Those of you who have been reading about global warming know it is here to stay. In an article I wrote for my second book on trout fishing, after the 2007 flash flood, I wrote. “You will not have to wait for a hundred years for another flood of this severity. With higher global air temperatures and more water available for evaporation, from melting ice caps, the next flood could happen anytime, even next year.”
Yes, we all remember the flood of 2008 which closed roads, washed away bridges, and destroyed homes. And, now in three years, 2016, 2017, and 2018, we have had three 100-year floods. What is happening you wonder? Ninety-five percent of the scientists have predicted global warming is on the increase. We should be listening to them, and we should be electing into office, to lead out country, people who believe man is the cause of the earth heating up and the result of more rain in our region.
The principal of global warming is that man has been using too many carbon emitting fuels, principally coal, and creating a large umbrella, with carbon dioxide, over the earth. And, that umbrella is causing less heat to be admitted into the atmosphere and escaping into space. Now, for at least 50 years, the earth has been warming too fast. And warm air holds more moisture.

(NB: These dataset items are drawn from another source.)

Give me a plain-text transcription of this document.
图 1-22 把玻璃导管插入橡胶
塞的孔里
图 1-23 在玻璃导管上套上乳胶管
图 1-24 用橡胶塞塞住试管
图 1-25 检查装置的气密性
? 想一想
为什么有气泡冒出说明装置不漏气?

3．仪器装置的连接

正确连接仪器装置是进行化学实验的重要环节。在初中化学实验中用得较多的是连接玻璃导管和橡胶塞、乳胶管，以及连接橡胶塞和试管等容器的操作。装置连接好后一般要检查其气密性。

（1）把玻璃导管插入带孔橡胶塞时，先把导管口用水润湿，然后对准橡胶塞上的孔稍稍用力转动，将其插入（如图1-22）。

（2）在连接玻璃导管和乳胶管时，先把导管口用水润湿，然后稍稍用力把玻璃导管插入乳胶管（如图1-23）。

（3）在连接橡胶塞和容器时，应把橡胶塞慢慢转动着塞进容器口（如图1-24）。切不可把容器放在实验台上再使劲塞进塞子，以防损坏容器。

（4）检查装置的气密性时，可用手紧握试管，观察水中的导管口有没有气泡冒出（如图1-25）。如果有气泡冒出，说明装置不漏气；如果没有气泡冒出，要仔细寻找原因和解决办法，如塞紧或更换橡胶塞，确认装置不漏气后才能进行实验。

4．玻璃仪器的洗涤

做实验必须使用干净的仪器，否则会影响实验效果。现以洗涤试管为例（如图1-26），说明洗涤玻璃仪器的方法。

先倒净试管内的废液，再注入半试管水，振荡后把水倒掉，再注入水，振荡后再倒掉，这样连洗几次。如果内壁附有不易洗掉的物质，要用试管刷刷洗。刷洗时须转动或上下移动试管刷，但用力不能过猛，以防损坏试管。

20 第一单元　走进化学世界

Dr. James Hansen, wrote a book titled, “Storms of My Grandchildren.” That I believe everyone who is elected to lead this country should read. On page three he wrote, “Coal burning at power plants is the greatest source of increasing atmospheric carbon dioxide. It is also the source most susceptible to control.” With natural gas now being cheaper to burn than coal at our power plants, many of the plants have been changing over to natural gas. And, if our government, would simple rule out coal as a fuel we would be making a good decision for our planet.
But natural gas also causes a carbon footprint, so we need to consider using more electricity provided from wind towers, solar energy, and dams which are carbon free. The United States has thousands of dams that do not produce electricity. They are waiting to provide clean energy at a lower cost, with less risk, and in a shorter timeframe than development of new dam construction.
Climate change presents challenges to communities and governments. If our planet is going to succeed in removing the umbrella, holding heat in, all nations must be involved.
Greg Dihlmann-Matzer, is an attorney in Illinois, and a 2005 graduate of La Crosse Central High School. He wrote an article for the La Crosse Tribune which was on the Opinion Page on Sept. 25, 2016. He Wrote, “As water gets warmer, it expands. Additionally, rising temperatures have melted some of the world’s glaciers and ice sheets, dumping water into the oceans. Sea level has risen more than one-tenth of an inch per year during the past 20 years.”
“Over the next century, the global sea level could rise by up to 6.5 feet, and the rise could be even bigger along the Gulf Coast and Eastern Seaboard. In this case, substantial portions of cities such as New York and Miami would be below sea level, and New Orleans would be almost entirely flooded if its levees broke. The United States would have to devote substantial resources to either relocate residents or build dikes and levees to prevent some of its major cities from going underwater.”
It was recently reported, on the TV business channel, that homes in Miami that are on the coast are losing value. And, in our area, homes that have recently lost a bridge on a trout stream are losing value.
My son, Dan Thurston, who works with the Illinois Geological Society, can bring up on his computer the island of Greenland. Dan recently told me, “With each summer month I notice a change in the ice on Greenland – it is slowly leaving Greenland.”
From Storms of My Grandchildren, Dr. Hanson wrote, “If ice sheets begin to disintegrate, there will not be a new stable sea level on any foreseeable time scale. Instead, we will have created a situation with continual change, with intermittent calamities at thousands of cities around the world.”
What does all this have to do with trout fishing? Recently, at Farmer’s Market, I have had many questions about trout surviving a flash flood. I keep a record of every trout that I catch. And recently, after a flash flood, I caught 62 trout and only one trout had any marks on its skin. So trout do survive the flood. When the water rises and goes over the bank the trout also go over the bank. And, then when the water comes back into the stream the trout return to where they were before the flood.
After the flash flood the trout have a clear spawning bed to lay their eggs in. The flood moved all the debris away from the rocks, so most of the trout will hatch out, and we will have another good year of trout fishing. Most flash floods occur during the summer months.
The next question is. Why the summer months?
The young trout of the year that hatched out near the end of February, or in early March, are big enough to survive the flood. If the flash flood came in April or May a lot of the little trout would not survive. And, most of our flash floods come in June to August when we have big thunderstorms.